International guidelines for anticoagulation in COVID-19 differ in their approach to prophylactic and therapeutic anticoagulation. In a recent comparative study, none of the major societies advocate the use of therapeutic heparin for the prevention of thrombotic complications.S2 However, there have been recommendations for intermediate dosing, including enoxaparin 1 mg/kg/d, enoxaparin 40 mg twice daily, or unfractionated heparin targeting a prothrombin time of 50 to 70 seconds; yet, no consensus has been reached.S2

In a recent audit of 45 kidney transplant recipients testing positive for SARS-Co-V2 between 1 April 2020 and 6 August 2020 in a public sector institution in South Africa, the mean age of the cohort (45.9 years) was lower but had similar comorbidities compared with international cohorts (mean age range, 54–61 years).S3 Despite the younger age there was still a high mortality of 22% (10 of 45). Three patients were declined intensive care unit admission due to poor prognosis.

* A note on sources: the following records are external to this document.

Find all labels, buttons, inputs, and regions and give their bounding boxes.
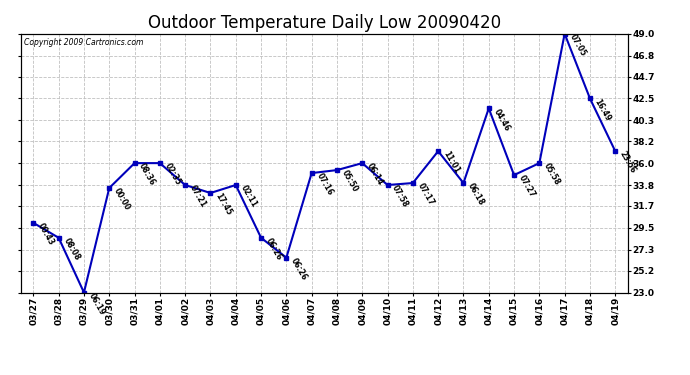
Text: 06:18: 06:18 bbox=[466, 182, 486, 207]
Text: 06:14: 06:14 bbox=[365, 162, 385, 187]
Text: 07:58: 07:58 bbox=[391, 184, 411, 209]
Text: 05:58: 05:58 bbox=[542, 162, 562, 187]
Text: 23:56: 23:56 bbox=[618, 150, 638, 175]
Text: 00:43: 00:43 bbox=[36, 222, 56, 247]
Text: 07:16: 07:16 bbox=[315, 172, 335, 197]
Text: Copyright 2009 Cartronics.com: Copyright 2009 Cartronics.com bbox=[23, 38, 143, 46]
Text: 02:35: 02:35 bbox=[163, 162, 182, 187]
Text: 11:01: 11:01 bbox=[441, 150, 461, 175]
Text: 07:05: 07:05 bbox=[567, 32, 587, 58]
Title: Outdoor Temperature Daily Low 20090420: Outdoor Temperature Daily Low 20090420 bbox=[148, 14, 501, 32]
Text: 07:27: 07:27 bbox=[517, 174, 537, 199]
Text: 06:19: 06:19 bbox=[87, 291, 106, 316]
Text: 04:46: 04:46 bbox=[491, 107, 511, 132]
Text: 07:17: 07:17 bbox=[415, 182, 435, 207]
Text: 08:36: 08:36 bbox=[137, 162, 157, 187]
Text: 00:00: 00:00 bbox=[112, 187, 132, 212]
Text: 02:11: 02:11 bbox=[239, 184, 258, 209]
Text: 06:26: 06:26 bbox=[289, 256, 309, 282]
Text: 08:08: 08:08 bbox=[61, 236, 81, 262]
Text: 16:49: 16:49 bbox=[593, 97, 613, 123]
Text: 06:26: 06:26 bbox=[264, 236, 284, 262]
Text: 17:45: 17:45 bbox=[213, 192, 233, 217]
Text: 07:21: 07:21 bbox=[188, 184, 208, 209]
Text: 05:50: 05:50 bbox=[339, 169, 359, 194]
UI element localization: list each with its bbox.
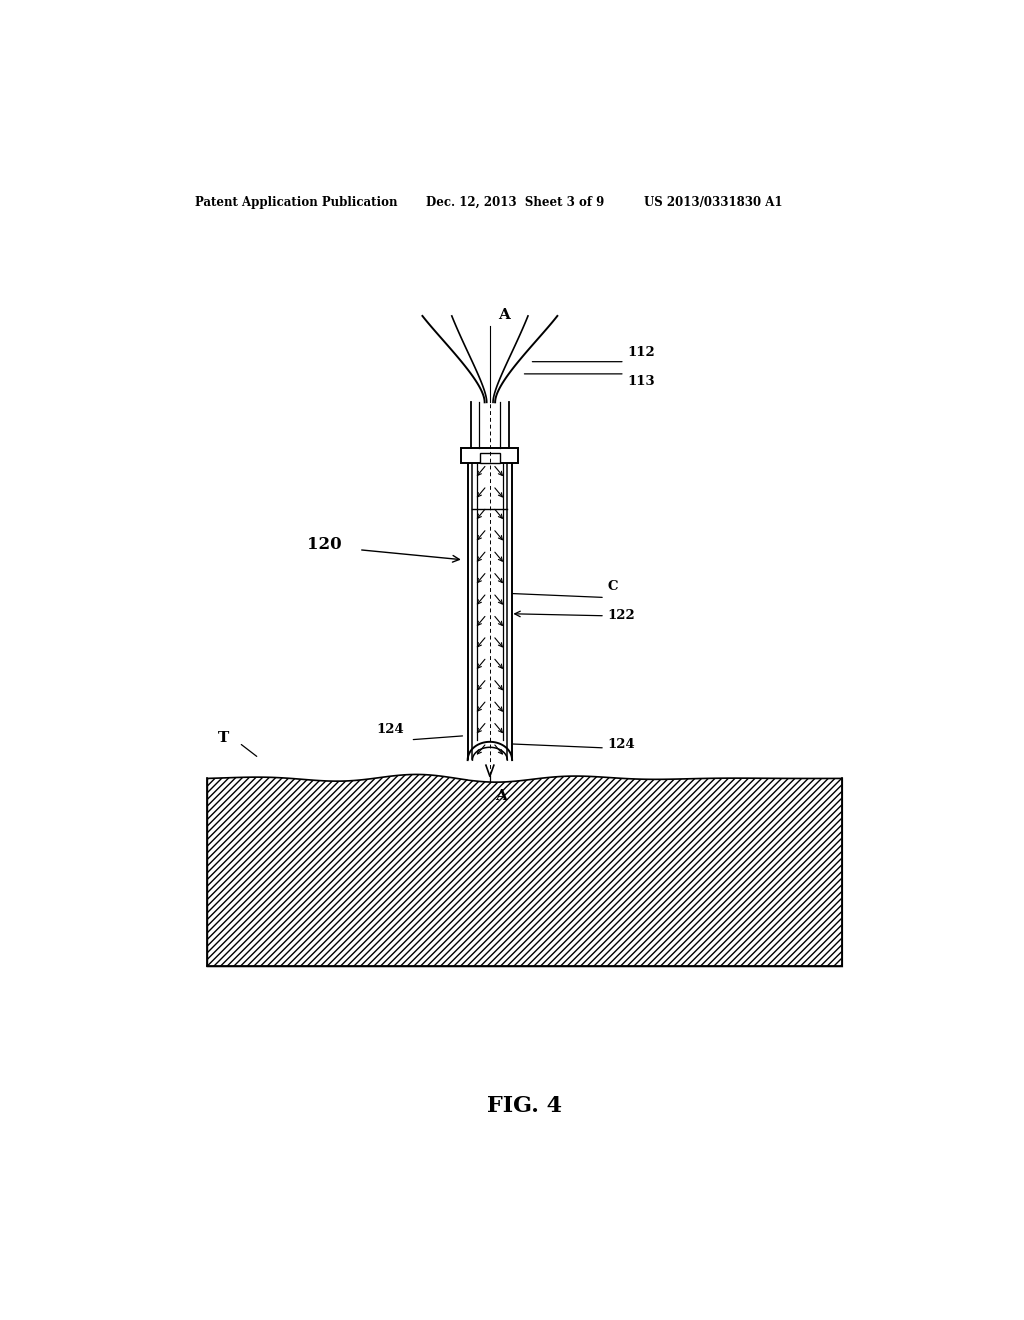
Text: 124: 124: [607, 738, 635, 751]
Text: A: A: [495, 788, 507, 803]
Text: 120: 120: [307, 536, 342, 553]
Text: A: A: [498, 308, 510, 322]
Polygon shape: [207, 775, 842, 966]
Text: Patent Application Publication: Patent Application Publication: [196, 195, 398, 209]
Bar: [462, 447, 518, 463]
Text: 112: 112: [627, 346, 655, 359]
Bar: [468, 463, 512, 760]
Text: T: T: [218, 731, 229, 744]
Text: FIG. 4: FIG. 4: [487, 1094, 562, 1117]
Text: C: C: [607, 581, 617, 594]
Text: 122: 122: [607, 610, 635, 622]
Text: Dec. 12, 2013  Sheet 3 of 9: Dec. 12, 2013 Sheet 3 of 9: [426, 195, 604, 209]
Text: 113: 113: [627, 375, 654, 388]
Text: US 2013/0331830 A1: US 2013/0331830 A1: [644, 195, 782, 209]
Text: 124: 124: [377, 723, 404, 735]
Bar: [479, 453, 500, 463]
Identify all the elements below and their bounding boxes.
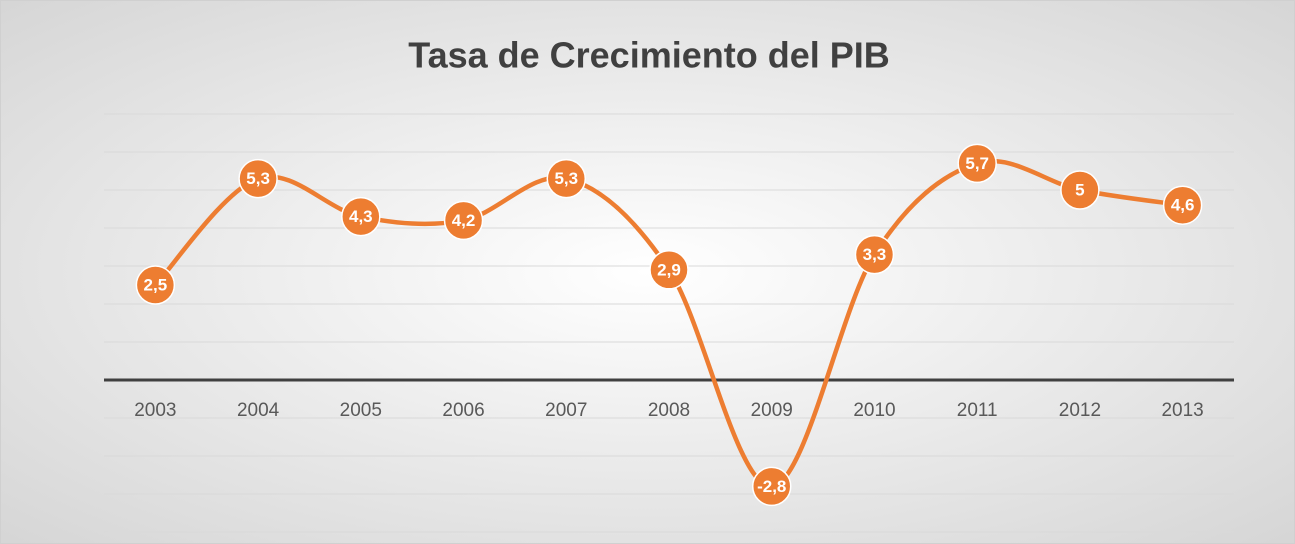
data-point [443, 200, 484, 241]
x-tick-label: 2007 [545, 400, 587, 421]
x-tick-label: 2013 [1161, 400, 1203, 421]
data-label: 5,7 [965, 154, 989, 173]
x-tick-label: 2012 [1059, 400, 1101, 421]
data-label: 2,5 [144, 275, 168, 294]
data-label: 3,3 [863, 245, 887, 264]
data-point [341, 196, 381, 237]
data-point [957, 143, 997, 184]
data-label: 4,3 [349, 207, 373, 226]
x-tick-label: 2008 [648, 400, 690, 421]
data-point [751, 466, 792, 507]
data-point [238, 158, 278, 199]
data-label: 5,3 [246, 169, 270, 188]
data-point [135, 265, 176, 305]
data-point [649, 250, 689, 290]
x-tick-label: 2009 [751, 400, 793, 421]
data-label: 5 [1075, 180, 1084, 199]
x-tick-label: 2003 [134, 400, 176, 421]
data-label: 4,2 [452, 211, 476, 230]
data-point [546, 158, 587, 199]
data-label: 2,9 [657, 260, 681, 279]
data-label: -2,8 [757, 477, 786, 496]
data-point [1060, 170, 1100, 210]
x-tick-label: 2011 [957, 400, 998, 421]
x-tick-label: 2005 [340, 400, 382, 421]
data-label: 5,3 [554, 169, 578, 188]
x-tick-label: 2004 [237, 400, 280, 421]
data-point [1162, 185, 1203, 225]
data-point [854, 234, 895, 275]
data-label: 4,6 [1171, 196, 1195, 215]
x-tick-label: 2010 [853, 400, 895, 421]
chart-title: Tasa de Crecimiento del PIB [408, 35, 889, 76]
x-tick-label: 2006 [442, 400, 484, 421]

Mr. C.A. was the only transplant patient who experienced graft loss during the COVID-19 pandemic, to date. At our facility, practice has changed to include intermediate-dose enoxaparin for patients with hypoxic pneumonia.S4 The rationale is to overcome heparin resistance that occurs in COVID-19 due to increased levels of factor VII, von Willebrand factor, and fibrinogen. A dosage of 1 mg/kg/d for body weight <80 kg and 0.5 mg/kg every 12 hours for a weight >80 kg has been recommended. In kidney impairment, the dose needs to be reduced by 50% for the former and to a once-daily dose for the latter.S4 In a resource-limited setting where access or return to long-term kidney replacement therapy is not guaranteed, this was an important lesson. Adequate doses of anticoagulation throughout the patient’s stay might have prevented this outcome. Although considerable uncertainty remains regarding the optimal anticoagulation strategy in transplant recipients, anticoagulation clearly is an important facet of management and should always be considered after a careful assessment of the risks and benefits. Please see Table 2 for relevant learning points of the case.

Table 2

Learning points

Learning points
1	To consider renal infarction from thrombosis as a cause of acute kidney injury in severe COVID-19 infection.
2	Kidney transplant recipients are at high risk for morbidity and mortality when infected with SARS-Co-V2.
3	Consensus has not been reached for optimal dosing of anticoagulation in kidney transplant recipients in the setting of severe COVID-19.
4	Individualization of risk vs. benefit is essential in managing high-risk patients and anticoagulation
5	When kidney function does not improve with standard therapy, then a kidney biopsy specimen may be useful to provide diagnostic clarity

Disclosures

Nothing to disclose.

Patient Consent

The authors declare that they have obtained consent from the patient discussed in the report.